Amniotic fluid circulation
Enters fetal circulation by being swallowed into GI tract, aspiated into lungs, and absorbed through skin. Returns to maternal circulation through uteroplacental circulation, excretion into amniotic cavity and diffusion into maternal tissue.
Amniotic fluid functions
Cushions, prevents adhesion, permits movement, permits growth, barrier to infections, regulated body temperature, regulates fluid/electrolyte homeostasis.
Polyhdramnios
too much amniotic fluid; >1500 ml. Assoc. w/ severe malformations that prevent swallowing of amniotic fluid.
Oligohydramnios
Too little amniotic fluid; < 400 ml. Assoc. w/ renal agenesis, urinary blockages, premature rupture of ACM (PROM). May lead to slowed growth or oligohydramins sequence.

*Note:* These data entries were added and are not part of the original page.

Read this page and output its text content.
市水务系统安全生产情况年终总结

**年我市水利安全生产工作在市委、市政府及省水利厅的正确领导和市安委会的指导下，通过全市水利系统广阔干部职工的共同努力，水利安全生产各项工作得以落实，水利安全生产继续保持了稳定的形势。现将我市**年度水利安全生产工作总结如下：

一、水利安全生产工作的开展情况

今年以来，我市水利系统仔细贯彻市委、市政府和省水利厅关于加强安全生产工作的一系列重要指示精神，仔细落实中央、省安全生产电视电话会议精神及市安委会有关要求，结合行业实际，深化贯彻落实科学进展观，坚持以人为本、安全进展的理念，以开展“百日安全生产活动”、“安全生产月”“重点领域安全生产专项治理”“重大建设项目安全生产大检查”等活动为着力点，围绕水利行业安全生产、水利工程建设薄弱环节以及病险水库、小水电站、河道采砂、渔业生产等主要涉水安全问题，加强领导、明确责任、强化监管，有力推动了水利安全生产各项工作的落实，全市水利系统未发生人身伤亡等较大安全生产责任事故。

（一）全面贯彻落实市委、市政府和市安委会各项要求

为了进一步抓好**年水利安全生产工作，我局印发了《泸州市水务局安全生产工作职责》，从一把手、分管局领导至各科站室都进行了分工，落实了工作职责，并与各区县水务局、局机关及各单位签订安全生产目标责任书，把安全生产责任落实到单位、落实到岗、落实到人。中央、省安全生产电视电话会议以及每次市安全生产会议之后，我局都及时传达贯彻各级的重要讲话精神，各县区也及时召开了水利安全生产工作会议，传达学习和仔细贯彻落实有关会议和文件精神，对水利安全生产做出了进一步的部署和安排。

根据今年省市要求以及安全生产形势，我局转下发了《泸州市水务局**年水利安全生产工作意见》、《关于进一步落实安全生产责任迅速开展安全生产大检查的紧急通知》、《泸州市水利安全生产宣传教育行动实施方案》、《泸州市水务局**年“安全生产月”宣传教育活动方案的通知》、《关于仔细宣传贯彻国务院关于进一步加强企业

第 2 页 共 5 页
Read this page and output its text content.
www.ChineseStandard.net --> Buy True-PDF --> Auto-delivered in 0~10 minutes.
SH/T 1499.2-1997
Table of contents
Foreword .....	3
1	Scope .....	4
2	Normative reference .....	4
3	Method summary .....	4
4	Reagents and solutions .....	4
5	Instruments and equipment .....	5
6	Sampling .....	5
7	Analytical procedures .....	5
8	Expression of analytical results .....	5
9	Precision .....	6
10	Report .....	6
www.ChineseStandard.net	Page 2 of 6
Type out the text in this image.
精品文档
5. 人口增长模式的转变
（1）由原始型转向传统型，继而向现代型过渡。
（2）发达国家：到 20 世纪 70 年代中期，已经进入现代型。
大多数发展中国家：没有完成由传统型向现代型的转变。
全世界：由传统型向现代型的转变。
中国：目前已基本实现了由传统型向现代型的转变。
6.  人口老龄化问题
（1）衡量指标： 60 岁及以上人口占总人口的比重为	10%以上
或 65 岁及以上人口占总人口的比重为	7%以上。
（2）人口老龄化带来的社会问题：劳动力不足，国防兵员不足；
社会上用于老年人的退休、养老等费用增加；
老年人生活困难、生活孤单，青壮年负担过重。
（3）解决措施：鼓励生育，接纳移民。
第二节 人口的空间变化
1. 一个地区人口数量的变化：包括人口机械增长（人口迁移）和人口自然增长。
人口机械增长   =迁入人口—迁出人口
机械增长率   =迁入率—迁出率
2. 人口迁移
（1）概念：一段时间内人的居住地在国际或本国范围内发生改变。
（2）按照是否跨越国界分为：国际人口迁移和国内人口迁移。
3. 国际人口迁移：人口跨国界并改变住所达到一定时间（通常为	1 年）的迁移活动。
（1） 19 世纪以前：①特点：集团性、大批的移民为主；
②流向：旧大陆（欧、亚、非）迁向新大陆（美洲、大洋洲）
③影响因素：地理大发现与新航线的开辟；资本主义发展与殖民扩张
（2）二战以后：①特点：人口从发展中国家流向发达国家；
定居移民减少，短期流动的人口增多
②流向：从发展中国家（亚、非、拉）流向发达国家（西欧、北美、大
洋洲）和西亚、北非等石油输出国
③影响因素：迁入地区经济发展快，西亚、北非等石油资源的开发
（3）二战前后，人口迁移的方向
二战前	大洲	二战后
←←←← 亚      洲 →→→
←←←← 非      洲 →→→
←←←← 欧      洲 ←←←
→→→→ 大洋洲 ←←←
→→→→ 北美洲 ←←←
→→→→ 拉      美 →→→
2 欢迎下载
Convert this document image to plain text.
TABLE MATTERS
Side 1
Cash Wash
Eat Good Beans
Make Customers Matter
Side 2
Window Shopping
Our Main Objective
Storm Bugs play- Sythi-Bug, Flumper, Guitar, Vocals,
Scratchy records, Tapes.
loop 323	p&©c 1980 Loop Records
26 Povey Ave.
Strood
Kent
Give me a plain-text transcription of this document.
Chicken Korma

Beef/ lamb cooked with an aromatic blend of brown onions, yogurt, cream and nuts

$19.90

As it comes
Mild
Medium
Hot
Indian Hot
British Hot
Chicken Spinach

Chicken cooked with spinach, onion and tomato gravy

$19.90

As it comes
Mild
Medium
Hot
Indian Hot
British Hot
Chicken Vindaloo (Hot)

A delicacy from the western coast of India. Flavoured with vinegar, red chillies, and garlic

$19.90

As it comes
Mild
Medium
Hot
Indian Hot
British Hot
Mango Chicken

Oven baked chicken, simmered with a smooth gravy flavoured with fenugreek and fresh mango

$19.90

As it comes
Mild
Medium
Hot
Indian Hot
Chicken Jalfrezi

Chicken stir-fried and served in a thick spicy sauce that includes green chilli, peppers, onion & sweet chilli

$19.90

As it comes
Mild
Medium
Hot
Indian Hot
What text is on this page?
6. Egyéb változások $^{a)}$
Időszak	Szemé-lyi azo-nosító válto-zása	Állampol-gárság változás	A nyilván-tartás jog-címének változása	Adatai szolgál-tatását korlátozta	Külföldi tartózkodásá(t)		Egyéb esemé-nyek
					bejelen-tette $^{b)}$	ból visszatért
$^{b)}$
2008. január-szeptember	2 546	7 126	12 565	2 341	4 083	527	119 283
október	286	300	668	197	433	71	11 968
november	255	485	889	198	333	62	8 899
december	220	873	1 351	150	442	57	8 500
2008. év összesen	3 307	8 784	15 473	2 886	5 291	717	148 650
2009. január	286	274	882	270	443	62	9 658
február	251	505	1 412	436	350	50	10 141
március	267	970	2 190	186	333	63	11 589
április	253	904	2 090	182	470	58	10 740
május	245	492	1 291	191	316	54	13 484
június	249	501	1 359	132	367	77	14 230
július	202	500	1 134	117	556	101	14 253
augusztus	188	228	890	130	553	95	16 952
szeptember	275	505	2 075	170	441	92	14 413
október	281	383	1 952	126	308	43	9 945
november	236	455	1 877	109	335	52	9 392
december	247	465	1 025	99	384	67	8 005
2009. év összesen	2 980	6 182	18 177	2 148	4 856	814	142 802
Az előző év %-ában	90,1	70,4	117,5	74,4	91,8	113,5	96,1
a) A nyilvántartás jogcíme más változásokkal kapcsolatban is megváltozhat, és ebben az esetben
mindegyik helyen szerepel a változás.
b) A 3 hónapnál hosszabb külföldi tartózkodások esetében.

Oligohydramnios (Potter’s) Sequence
Abnormal appearance due to compression of fetus against uterus, e.g., limb abnormalities, flattened face. Typically caused by bilateral renal agenesis or ACM rupture. Characterized by oligohydramnios, anuria (no urination), pulmonary hypoplasia (under-developed lungs)
Umbilical cord
Attaches fetus to placenta. (55 cm length, 1-2 cm diameter) Contains: 1 umbilical vein (blood: placenta to fetus), 2 umbilical arteries, (blood: fetus to placenta), loops of intestine, yolk sac, vitelline vessels, allantois (waste collection).